What is a Tax Return?
There is a saying that says that in life you are guaranteed two things – taxes and death. Taxes are those duties that need to be paid by corporations and individuals in a country. Through taxes, governments around the world are able to raise funds for the different projects that they have. As long as you are a citizen of a country you pay tax.
How do institutions and people pay for their taxes? Well they do so by using tax return. This is the form or the forms used to file the income tax. Are you aware on how to obtain the said papers? For the employed people they may obtain this from the department handling it in their company. And it is always the company who takes charge of their filing of taxes. Those who are not connected with any company can get it from the bureau of tax. The forms are available there for free.you don’t have to pay anything for these forms.
Actually there are a number of tax returns that are available. To make one distinguishable from another, a number is placed. For individual taxpayers there is a specific form of tax return. On the other hand there is also a specific tax return form for corporations or businesses. Did you know that there is also a tax return specifically for investment?
Now if you get a form what are the things that you will see there? In a tax return you would find three categories for filling up. The income is the first part. This is where you will write all your sources of income. If you are an employee it is your company that does this work for you. If you are self-employed then you must put there all income-generating sources that you have.
After the income come the deductions. As its name implies this is the part where you can put all the things that can be deducted from your tax. Do you know what these deductions can be? One example of deduction is the spousal support which an individual gives.

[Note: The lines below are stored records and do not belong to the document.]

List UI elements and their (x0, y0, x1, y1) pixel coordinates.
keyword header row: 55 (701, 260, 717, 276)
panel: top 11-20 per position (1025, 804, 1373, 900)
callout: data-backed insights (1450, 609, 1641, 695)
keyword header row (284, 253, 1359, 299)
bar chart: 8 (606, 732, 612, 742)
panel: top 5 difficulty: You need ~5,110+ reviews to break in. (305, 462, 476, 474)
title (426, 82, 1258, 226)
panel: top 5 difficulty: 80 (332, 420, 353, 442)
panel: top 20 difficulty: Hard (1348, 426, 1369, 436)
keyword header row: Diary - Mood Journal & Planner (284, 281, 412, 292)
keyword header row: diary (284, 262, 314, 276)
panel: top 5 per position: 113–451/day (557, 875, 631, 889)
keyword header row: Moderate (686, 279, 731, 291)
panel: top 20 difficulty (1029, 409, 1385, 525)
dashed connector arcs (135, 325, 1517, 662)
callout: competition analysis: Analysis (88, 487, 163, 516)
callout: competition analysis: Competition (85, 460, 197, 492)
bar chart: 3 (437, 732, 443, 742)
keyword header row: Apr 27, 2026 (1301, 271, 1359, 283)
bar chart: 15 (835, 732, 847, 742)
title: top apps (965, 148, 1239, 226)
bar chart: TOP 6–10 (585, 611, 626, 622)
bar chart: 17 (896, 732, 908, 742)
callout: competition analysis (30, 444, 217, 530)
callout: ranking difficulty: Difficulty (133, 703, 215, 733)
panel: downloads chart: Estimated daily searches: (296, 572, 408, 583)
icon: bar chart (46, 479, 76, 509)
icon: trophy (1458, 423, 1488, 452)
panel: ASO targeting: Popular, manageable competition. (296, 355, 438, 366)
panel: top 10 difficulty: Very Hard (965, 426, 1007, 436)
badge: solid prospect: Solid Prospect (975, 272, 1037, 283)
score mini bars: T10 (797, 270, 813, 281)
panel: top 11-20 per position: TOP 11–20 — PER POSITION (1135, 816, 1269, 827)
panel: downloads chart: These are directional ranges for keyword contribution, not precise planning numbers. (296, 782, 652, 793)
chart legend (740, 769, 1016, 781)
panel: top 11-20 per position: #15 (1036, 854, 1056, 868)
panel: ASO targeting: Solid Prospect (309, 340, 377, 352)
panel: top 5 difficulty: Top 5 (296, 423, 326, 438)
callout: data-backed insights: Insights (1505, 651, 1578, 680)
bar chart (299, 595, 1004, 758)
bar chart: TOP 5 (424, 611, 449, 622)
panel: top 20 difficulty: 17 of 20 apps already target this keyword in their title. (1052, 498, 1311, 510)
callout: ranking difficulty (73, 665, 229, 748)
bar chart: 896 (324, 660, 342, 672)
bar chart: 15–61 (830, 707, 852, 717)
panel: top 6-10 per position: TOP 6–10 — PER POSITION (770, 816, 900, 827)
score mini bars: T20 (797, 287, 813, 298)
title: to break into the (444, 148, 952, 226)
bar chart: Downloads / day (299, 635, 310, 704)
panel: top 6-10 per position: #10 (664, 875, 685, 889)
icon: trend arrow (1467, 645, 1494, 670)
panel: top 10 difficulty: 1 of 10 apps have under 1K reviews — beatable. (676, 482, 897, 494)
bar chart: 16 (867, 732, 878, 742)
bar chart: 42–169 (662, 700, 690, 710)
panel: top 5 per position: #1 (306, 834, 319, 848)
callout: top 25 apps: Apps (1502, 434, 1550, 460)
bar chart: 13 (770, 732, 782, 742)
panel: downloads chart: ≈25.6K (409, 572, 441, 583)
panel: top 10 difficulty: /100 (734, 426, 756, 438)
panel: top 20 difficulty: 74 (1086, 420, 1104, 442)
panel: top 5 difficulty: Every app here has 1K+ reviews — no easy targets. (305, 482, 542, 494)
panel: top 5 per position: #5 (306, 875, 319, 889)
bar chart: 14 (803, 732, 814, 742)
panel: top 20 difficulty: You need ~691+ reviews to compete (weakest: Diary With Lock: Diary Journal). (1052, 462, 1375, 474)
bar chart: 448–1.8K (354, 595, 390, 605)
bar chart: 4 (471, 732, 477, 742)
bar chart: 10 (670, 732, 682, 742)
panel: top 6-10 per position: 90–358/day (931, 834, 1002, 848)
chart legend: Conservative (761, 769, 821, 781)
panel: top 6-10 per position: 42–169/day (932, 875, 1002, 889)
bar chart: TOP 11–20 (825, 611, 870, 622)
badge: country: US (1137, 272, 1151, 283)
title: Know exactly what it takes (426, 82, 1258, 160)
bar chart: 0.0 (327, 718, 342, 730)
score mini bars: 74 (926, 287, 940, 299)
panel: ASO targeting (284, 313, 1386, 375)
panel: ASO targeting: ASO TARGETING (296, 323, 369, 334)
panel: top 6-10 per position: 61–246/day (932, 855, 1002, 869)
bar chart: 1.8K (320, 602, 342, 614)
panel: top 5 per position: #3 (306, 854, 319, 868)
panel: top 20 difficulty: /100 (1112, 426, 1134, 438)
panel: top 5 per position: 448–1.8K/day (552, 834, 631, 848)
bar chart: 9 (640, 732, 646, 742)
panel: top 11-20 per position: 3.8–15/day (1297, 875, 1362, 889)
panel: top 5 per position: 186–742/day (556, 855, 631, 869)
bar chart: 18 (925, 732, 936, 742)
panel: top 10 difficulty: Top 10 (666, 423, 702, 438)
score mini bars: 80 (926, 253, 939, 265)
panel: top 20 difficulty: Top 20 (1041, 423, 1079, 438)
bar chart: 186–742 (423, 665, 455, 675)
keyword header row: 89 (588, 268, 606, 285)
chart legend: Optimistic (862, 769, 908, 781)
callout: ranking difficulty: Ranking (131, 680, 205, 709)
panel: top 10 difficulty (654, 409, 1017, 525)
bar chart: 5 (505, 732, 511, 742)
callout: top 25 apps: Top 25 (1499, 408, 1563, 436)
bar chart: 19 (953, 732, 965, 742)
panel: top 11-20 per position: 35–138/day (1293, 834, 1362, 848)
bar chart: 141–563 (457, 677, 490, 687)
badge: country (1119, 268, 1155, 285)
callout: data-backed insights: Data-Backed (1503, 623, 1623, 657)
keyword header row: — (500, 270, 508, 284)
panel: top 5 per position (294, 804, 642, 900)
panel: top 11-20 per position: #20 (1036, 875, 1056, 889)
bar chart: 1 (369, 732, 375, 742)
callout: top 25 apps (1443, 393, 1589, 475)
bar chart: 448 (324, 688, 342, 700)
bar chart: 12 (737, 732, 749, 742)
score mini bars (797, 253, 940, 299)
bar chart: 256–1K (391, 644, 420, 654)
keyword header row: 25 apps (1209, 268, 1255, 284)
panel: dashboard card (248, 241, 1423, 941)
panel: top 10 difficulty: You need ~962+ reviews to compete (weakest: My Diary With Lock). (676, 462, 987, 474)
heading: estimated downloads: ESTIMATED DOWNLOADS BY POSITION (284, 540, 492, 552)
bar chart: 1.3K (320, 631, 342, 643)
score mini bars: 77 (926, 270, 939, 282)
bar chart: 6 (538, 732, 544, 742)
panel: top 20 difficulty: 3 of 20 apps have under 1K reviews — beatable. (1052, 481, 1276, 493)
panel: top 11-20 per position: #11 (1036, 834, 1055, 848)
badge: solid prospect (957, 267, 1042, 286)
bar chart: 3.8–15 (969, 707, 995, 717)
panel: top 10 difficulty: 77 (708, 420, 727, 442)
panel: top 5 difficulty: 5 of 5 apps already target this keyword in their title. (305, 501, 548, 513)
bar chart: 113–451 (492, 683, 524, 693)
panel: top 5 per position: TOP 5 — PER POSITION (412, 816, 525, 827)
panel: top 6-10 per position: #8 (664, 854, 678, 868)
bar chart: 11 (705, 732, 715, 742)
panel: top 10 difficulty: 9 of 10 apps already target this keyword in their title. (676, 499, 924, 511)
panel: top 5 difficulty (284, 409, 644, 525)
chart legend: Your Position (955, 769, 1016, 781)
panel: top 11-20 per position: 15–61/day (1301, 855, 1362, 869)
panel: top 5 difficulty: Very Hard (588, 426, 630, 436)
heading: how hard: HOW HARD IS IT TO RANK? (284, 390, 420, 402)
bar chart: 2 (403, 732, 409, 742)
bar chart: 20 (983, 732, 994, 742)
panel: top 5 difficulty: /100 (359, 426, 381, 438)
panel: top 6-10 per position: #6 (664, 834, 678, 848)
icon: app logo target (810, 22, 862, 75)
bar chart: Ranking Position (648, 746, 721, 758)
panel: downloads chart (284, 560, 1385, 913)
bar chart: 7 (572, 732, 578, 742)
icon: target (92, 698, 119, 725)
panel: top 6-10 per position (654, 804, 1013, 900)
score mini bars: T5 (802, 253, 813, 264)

It could also be your contribution to plan for your retirement. There are greater deductions that can be listed down by businesses. All of the expenses that they incurred in the operation of their business can actually be considered a deductible. Examples of such operational expenses are materials and electricity.
The credits is the last area. This one is mostly applicable to individual taxpayers. An example of a credit would be dependent children. How big their credit is depends on the number of children. If you have more children then you have more credit. Now it is not just the children that can be considered dependent, if you are taking care of old parents then you can cite that as credit too. The credits may differ in different places. You have to find out the credits that are available in your area.